CONSTITUTION DU 4 OCTOBRE 1958

QUATORZIÈME LÉGISLATURE

Enregistré à la Présidence de l’Assemblée nationale le 7 octobre 2016.

PROPOSITION DE LOI

visant à renforcer la protection des personnes placées
sous tutelle
ou sous curatelle,

(Renvoyée à la commission des lois constitutionnelles, de la législation et de l’administration générale
de la République, à défaut de constitution d’une commission spéciale
dans les délais prévus par les articles 30 et 31 du Règlement.)

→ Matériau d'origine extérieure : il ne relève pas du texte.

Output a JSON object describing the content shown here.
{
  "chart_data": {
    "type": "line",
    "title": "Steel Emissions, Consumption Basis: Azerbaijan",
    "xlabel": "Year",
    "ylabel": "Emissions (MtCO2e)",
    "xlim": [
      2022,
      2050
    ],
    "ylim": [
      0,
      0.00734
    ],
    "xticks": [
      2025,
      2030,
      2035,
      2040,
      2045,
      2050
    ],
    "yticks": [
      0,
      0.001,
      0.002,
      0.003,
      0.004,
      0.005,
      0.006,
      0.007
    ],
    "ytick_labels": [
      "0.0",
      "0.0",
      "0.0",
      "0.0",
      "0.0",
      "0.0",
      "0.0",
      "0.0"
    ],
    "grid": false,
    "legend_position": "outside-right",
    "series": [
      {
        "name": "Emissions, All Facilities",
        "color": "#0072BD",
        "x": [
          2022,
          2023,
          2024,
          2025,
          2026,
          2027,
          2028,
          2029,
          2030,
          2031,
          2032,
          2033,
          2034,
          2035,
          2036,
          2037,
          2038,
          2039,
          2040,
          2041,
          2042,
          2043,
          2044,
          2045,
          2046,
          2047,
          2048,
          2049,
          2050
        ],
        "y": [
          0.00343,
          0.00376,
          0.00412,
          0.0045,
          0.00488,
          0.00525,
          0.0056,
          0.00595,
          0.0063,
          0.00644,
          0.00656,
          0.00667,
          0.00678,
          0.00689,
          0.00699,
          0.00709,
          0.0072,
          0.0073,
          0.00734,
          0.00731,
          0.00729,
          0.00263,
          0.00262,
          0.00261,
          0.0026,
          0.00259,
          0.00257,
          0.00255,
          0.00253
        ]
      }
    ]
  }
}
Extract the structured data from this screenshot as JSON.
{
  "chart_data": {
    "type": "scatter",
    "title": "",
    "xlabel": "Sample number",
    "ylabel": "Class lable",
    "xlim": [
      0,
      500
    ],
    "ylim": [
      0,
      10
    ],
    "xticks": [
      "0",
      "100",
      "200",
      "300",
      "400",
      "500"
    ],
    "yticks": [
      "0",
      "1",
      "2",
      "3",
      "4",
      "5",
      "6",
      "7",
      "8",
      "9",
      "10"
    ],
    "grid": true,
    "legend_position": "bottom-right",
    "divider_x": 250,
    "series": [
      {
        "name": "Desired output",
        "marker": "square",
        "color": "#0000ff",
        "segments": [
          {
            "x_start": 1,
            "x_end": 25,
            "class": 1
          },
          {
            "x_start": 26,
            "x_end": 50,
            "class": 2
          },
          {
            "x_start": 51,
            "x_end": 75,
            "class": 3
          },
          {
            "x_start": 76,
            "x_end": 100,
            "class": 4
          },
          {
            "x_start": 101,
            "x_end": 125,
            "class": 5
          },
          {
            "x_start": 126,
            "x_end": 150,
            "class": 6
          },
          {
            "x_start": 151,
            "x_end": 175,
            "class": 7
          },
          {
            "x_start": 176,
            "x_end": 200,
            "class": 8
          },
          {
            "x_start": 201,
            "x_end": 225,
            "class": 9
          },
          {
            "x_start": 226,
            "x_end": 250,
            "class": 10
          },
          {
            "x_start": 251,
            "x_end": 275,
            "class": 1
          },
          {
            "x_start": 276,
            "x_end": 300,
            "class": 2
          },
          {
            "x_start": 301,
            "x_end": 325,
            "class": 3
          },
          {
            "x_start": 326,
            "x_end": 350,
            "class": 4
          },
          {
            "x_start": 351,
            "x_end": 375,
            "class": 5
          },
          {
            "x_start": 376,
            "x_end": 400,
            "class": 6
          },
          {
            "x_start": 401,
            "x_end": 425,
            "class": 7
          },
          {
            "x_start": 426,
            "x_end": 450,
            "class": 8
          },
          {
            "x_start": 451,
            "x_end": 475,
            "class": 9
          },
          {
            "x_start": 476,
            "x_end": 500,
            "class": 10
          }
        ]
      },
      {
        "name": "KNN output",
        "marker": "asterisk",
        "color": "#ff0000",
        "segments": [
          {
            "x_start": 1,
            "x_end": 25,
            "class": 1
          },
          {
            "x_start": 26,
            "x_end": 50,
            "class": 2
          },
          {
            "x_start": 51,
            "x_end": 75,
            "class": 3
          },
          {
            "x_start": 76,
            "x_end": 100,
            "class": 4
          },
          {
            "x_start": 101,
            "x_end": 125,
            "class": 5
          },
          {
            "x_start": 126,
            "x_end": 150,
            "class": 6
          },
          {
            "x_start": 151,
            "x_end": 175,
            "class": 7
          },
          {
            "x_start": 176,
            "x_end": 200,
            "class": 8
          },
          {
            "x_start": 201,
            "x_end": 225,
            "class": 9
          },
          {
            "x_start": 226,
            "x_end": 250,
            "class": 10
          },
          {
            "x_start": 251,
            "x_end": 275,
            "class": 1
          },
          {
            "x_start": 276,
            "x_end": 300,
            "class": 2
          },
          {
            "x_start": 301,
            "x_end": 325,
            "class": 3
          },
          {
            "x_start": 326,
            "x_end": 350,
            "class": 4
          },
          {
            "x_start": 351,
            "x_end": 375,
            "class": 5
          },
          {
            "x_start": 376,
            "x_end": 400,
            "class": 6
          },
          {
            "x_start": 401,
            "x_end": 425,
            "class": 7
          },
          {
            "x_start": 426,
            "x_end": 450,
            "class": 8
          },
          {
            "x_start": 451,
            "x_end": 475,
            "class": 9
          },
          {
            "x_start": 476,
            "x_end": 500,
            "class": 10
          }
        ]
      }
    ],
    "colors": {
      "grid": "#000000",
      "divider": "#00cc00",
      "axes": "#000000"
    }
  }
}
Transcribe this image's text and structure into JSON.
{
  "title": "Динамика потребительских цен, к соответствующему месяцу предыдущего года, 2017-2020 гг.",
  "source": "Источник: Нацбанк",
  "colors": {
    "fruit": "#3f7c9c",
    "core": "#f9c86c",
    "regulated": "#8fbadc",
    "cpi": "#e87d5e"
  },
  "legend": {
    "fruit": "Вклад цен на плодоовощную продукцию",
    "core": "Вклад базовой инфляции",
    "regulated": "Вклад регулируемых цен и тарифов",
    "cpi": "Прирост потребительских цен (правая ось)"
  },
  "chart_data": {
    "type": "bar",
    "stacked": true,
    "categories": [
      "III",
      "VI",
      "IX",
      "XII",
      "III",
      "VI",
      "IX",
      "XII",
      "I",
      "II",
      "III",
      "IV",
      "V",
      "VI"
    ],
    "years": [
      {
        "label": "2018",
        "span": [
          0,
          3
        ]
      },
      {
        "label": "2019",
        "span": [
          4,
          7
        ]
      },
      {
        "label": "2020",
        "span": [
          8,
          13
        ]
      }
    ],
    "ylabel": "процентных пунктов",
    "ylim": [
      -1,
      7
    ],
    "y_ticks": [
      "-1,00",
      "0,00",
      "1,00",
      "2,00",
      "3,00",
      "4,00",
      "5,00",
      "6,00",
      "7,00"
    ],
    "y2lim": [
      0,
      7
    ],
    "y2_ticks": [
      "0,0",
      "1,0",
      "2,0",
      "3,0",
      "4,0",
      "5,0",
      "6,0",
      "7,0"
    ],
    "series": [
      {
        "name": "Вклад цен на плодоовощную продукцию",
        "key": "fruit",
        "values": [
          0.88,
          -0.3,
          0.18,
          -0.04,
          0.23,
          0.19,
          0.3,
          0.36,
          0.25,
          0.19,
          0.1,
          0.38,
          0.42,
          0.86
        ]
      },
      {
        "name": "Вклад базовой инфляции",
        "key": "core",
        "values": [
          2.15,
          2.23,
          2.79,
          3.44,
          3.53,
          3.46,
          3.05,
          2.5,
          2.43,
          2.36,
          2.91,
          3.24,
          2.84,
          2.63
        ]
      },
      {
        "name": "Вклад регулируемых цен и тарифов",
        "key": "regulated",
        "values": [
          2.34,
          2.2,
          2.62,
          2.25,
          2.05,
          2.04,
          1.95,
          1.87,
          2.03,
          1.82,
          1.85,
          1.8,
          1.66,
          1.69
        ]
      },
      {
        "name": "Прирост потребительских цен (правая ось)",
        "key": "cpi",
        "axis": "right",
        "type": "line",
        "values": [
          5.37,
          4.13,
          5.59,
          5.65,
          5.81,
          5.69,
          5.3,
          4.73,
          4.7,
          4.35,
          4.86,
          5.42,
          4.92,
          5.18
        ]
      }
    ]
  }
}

présentée par Mesdames et Messieurs

Bernard GÉRARD, Vincent LEDOUX, Didier QUENTIN, Jacques MYARD, François VANNSON, Frédéric REISS, Thierry MARIANI, Julien DIVE, Philippe VITEL, Bernard PERRUT, Bérengère POLETTI, Marc-Philippe DAUBRESSE, Lionel TARDY, Jean-Pierre DECOOL, Bernard ACCOYER, Thierry LAZARO, Philippe GOSSELIN, Marie-Jo ZIMMERMANN, Virginie DUBY-MULLER, Lionnel LUCA, Paul SALEN, Alain GEST, Alain MARTY, Laurence ARRIBAGÉ, Damien ABAD, Lucien DEGAUCHY, Michel VOISIN, Pierre LELLOUCHE, Dominique DORD, Alain MOYNE-BRESSAND, Josette PONS, Philippe COCHET, Philippe Armand MARTIN, Arnaud VIALA, Michel HEINRICH, Annie GENEVARD, Michèle TABAROT, Jean-Luc REITZER, Alain CHRÉTIEN, Marine BRENIER, Jean-Michel COUVE, Jacques Alain BÉNISTI, Guy TEISSIER, Dominique NACHURY, Guy GEOFFROY, Jean-Claude MATHIS, Patrick HETZEL, Pierre MOREL-A-L’HUISSIER, Valérie BOYER et Jean-Pierre BARBIER,

députés.

EXPOSÉ DES MOTIFS

Mesdames, Messieurs,

Le 27 avril 2016, une jeune femme de 33 ans est retrouvée décédée à son domicile de Tourcoing. L’autopsie constatera que cette personne est morte de faim et ce, depuis plusieurs mois. Pourtant, cette jeune femme, décédée dans des circonstances inhumaines, avait fait l’objet d’une mesure de curatelle renforcée en 2013, mesure qui n’a pas été renouvelée en 2015 faute de respecter les conditions de renouvellement prévu par le code civil. En effet, en l’absence de certificat médical établi par un médecin agréé, la protection n’avait pu être renouvelée par le juge des tutelles.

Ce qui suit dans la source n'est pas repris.